This year I’ve had a chance to learn a lot about the first people who were at home in the lands we now call North America. These Native Americans had amazing civilizations where agriculture thrived and community was a focal point. I encourage you to take some time to listen to these episodes, watch the videos on them as well.
So often when I travel abroad I am mesmerized by ancient history, so I was totally into getting this interview on ancient desert farming practices. Seeing a Smithsonian article on the Gila River Indian Community led to my finding connections in the US who could talk about the way water was used in prehistoric times, as well as well known times in US history. So in this episode, archaeologists Kyle Woodson and Wesley Miles talk to us about the native peoples who have called this land home, water use and other pieces of the community. The following episode is a conversation with farmer Terry Button who’s family grows a number of traditional crops on the rez. (See the video from my visit with Wesley where we talked about ancient desert farming practices.)

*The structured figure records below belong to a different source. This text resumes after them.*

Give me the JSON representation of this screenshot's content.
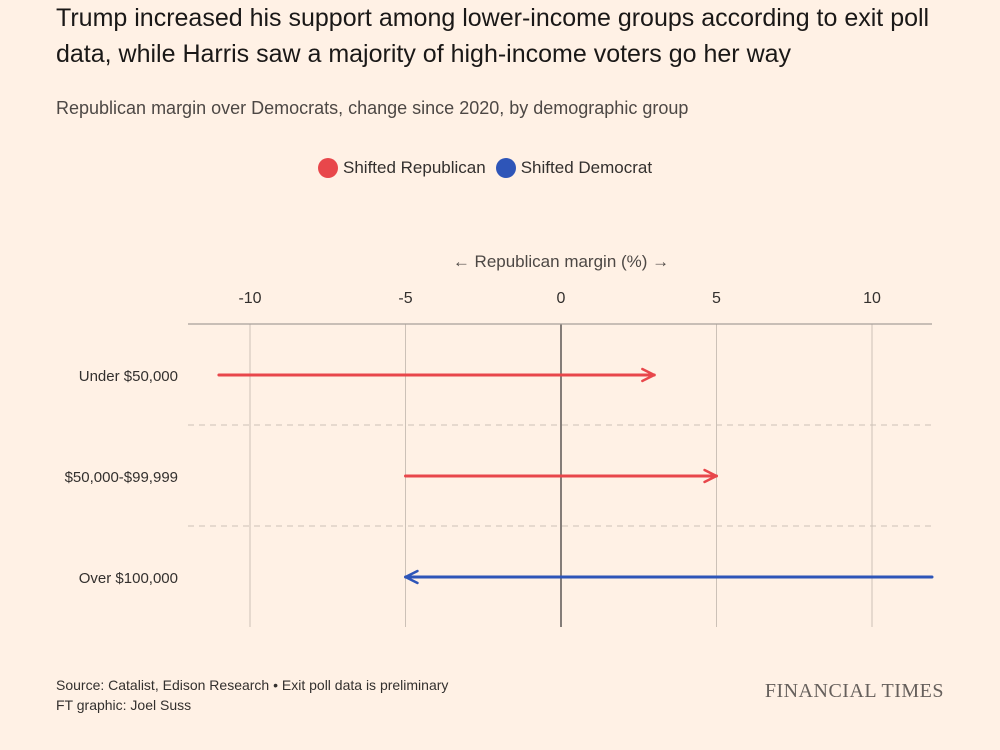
{
  "title": "Trump increased his support among lower-income groups according to exit poll data, while Harris saw a majority of high-income voters go her way",
  "subtitle": "Republican margin over Democrats, change since 2020, by demographic group",
  "legend": {
    "republican": {
      "label": "Shifted Republican",
      "color": "#e8474b"
    },
    "democrat": {
      "label": "Shifted Democrat",
      "color": "#2e55b8"
    }
  },
  "axis_title": "← Republican margin (%) →",
  "footer": {
    "source": "Source: Catalist, Edison Research • Exit poll data is preliminary",
    "credit": "FT graphic: Joel Suss"
  },
  "brand": "FINANCIAL TIMES",
  "chart_data": {
    "type": "arrow",
    "title": "Trump increased his support among lower-income groups according to exit poll data, while Harris saw a majority of high-income voters go her way",
    "subtitle": "Republican margin over Democrats, change since 2020, by demographic group",
    "xlabel": "Republican margin (%)",
    "xlim": [
      -12,
      12
    ],
    "xticks": [
      -10,
      -5,
      0,
      5,
      10
    ],
    "grid": true,
    "legend_position": "top-center",
    "categories": [
      "Under $50,000",
      "$50,000-$99,999",
      "Over $100,000"
    ],
    "series": [
      {
        "category": "Under $50,000",
        "from_2020": -11,
        "to_2024": 3,
        "direction": "Shifted Republican"
      },
      {
        "category": "$50,000-$99,999",
        "from_2020": -5,
        "to_2024": 5,
        "direction": "Shifted Republican"
      },
      {
        "category": "Over $100,000",
        "from_2020": 12,
        "to_2024": -5,
        "direction": "Shifted Democrat"
      }
    ]
  }
}
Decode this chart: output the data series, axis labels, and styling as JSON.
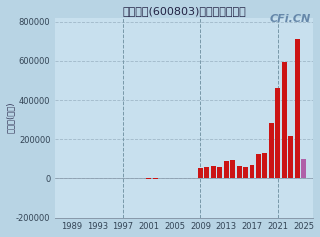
{
  "title": "新奥股份(600803)净利润（万元）",
  "ylabel": "净利润(万元)",
  "background_color": "#b8d4e4",
  "plot_bg_color": "#c8e0ee",
  "grid_color": "#a0b8c8",
  "bar_color_red": "#cc1414",
  "bar_color_purple": "#b060a8",
  "watermark": "CFi.CN",
  "years": [
    1989,
    1990,
    1991,
    1992,
    1993,
    1994,
    1995,
    1996,
    1997,
    1998,
    1999,
    2000,
    2001,
    2002,
    2003,
    2004,
    2005,
    2006,
    2007,
    2008,
    2009,
    2010,
    2011,
    2012,
    2013,
    2014,
    2015,
    2016,
    2017,
    2018,
    2019,
    2020,
    2021,
    2022,
    2023,
    2024,
    2025
  ],
  "values": [
    500,
    600,
    700,
    800,
    1000,
    1200,
    1500,
    2000,
    2500,
    3000,
    2000,
    1500,
    -5000,
    -3000,
    2000,
    3000,
    2500,
    3000,
    4000,
    2000,
    55000,
    58000,
    62000,
    56000,
    90000,
    95000,
    62000,
    57000,
    68000,
    122000,
    132000,
    282000,
    462000,
    592000,
    218000,
    712000,
    98000
  ],
  "ylim": [
    -200000,
    820000
  ],
  "yticks": [
    -200000,
    0,
    200000,
    400000,
    600000,
    800000
  ],
  "xtick_years": [
    1989,
    1993,
    1997,
    2001,
    2005,
    2009,
    2013,
    2017,
    2021,
    2025
  ],
  "vline_years": [
    1997,
    2009,
    2021
  ],
  "title_fontsize": 8,
  "axis_fontsize": 6,
  "watermark_fontsize": 8
}
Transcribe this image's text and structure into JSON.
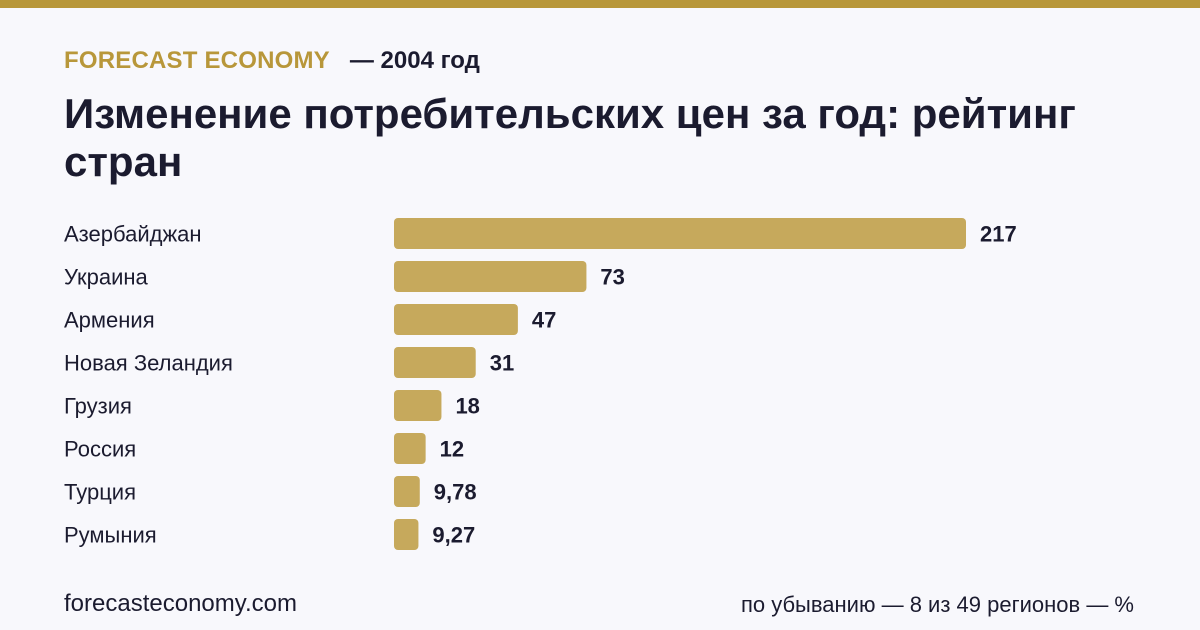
{
  "header": {
    "brand": "FORECAST ECONOMY",
    "year_label": "— 2004 год",
    "title": "Изменение потребительских цен за год: рейтинг стран"
  },
  "colors": {
    "accent": "#b8973a",
    "bar": "#c6a95c",
    "text": "#1b1b2f",
    "background": "#f8f8fc"
  },
  "chart_data": {
    "type": "bar",
    "orientation": "horizontal",
    "categories": [
      "Азербайджан",
      "Украина",
      "Армения",
      "Новая Зеландия",
      "Грузия",
      "Россия",
      "Турция",
      "Румыния"
    ],
    "values": [
      217,
      73,
      47,
      31,
      18,
      12,
      9.78,
      9.27
    ],
    "value_labels": [
      "217",
      "73",
      "47",
      "31",
      "18",
      "12",
      "9,78",
      "9,27"
    ],
    "title": "Изменение потребительских цен за год: рейтинг стран",
    "unit": "%",
    "xlim": [
      0,
      217
    ]
  },
  "footer": {
    "site": "forecasteconomy.com",
    "note": "по убыванию — 8 из 49 регионов — %"
  }
}
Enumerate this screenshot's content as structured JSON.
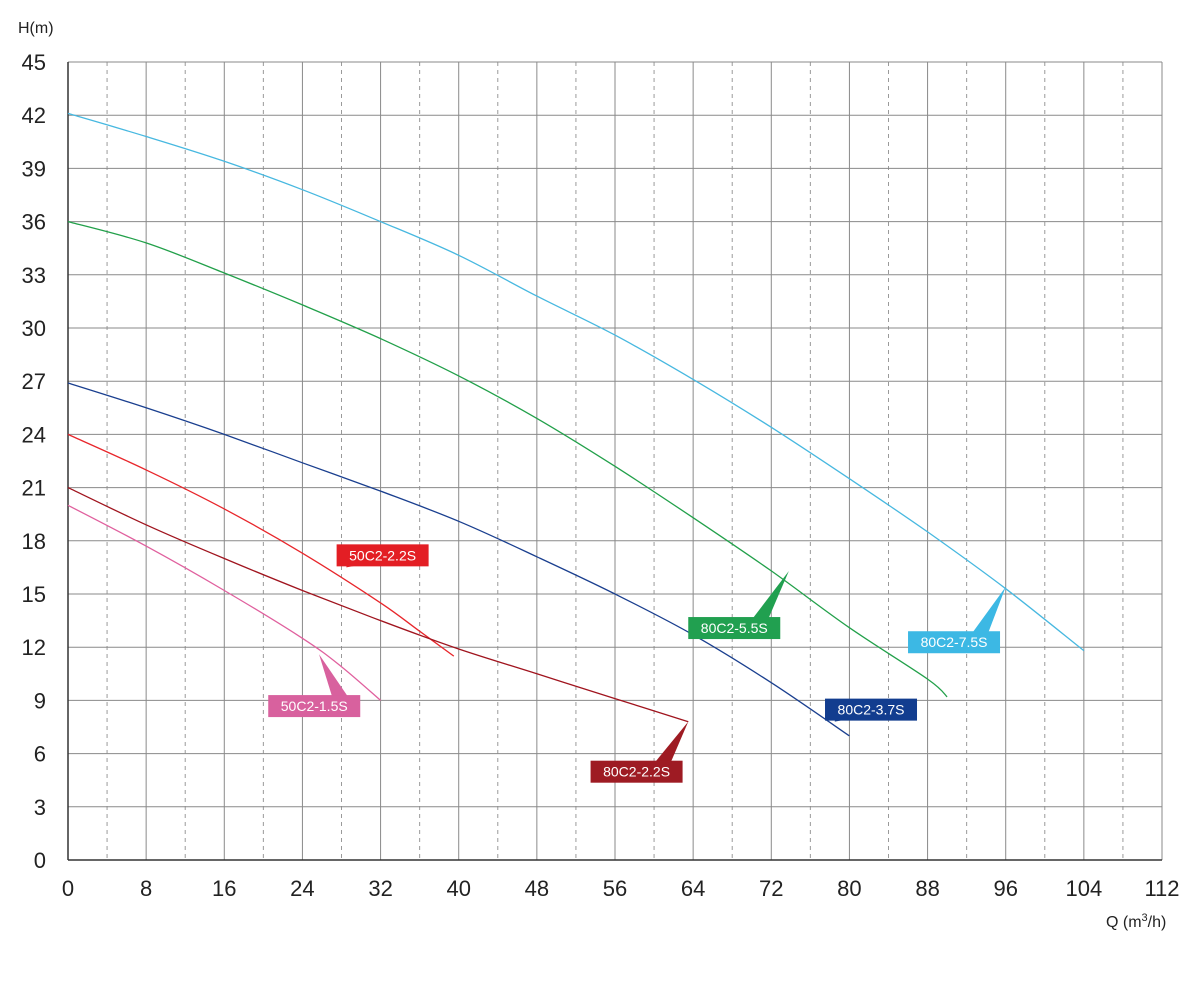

We continue discussions about native foods and farm on the Gila Indian Community in Arizona (hope you caught part 1 talking the culture, history & water of the Pima people). In this episode we talk with Terry Button about the work he and his wife Ramona are doing at Ramona Farms. Terry shares some of the foods the Pima people have eaten for generations, sharing the roles of corn and tepary beans and some of the foods that can be foraged in the desert. (See video from my visit with Terry on revitalizing native foods.)
With Cahokia’s food history on our minds after our last episode, we turn to my backyard of St. Louis and are digging into more Native American food and farming history. Joined by Dr. Gayle Fritz, anthropologist and professor emeritus from Washington University, we uncover the mysteries of this once-thriving metropolis and its food and farming footprint. (See the full blog post and photos on Cahokia’s Food History).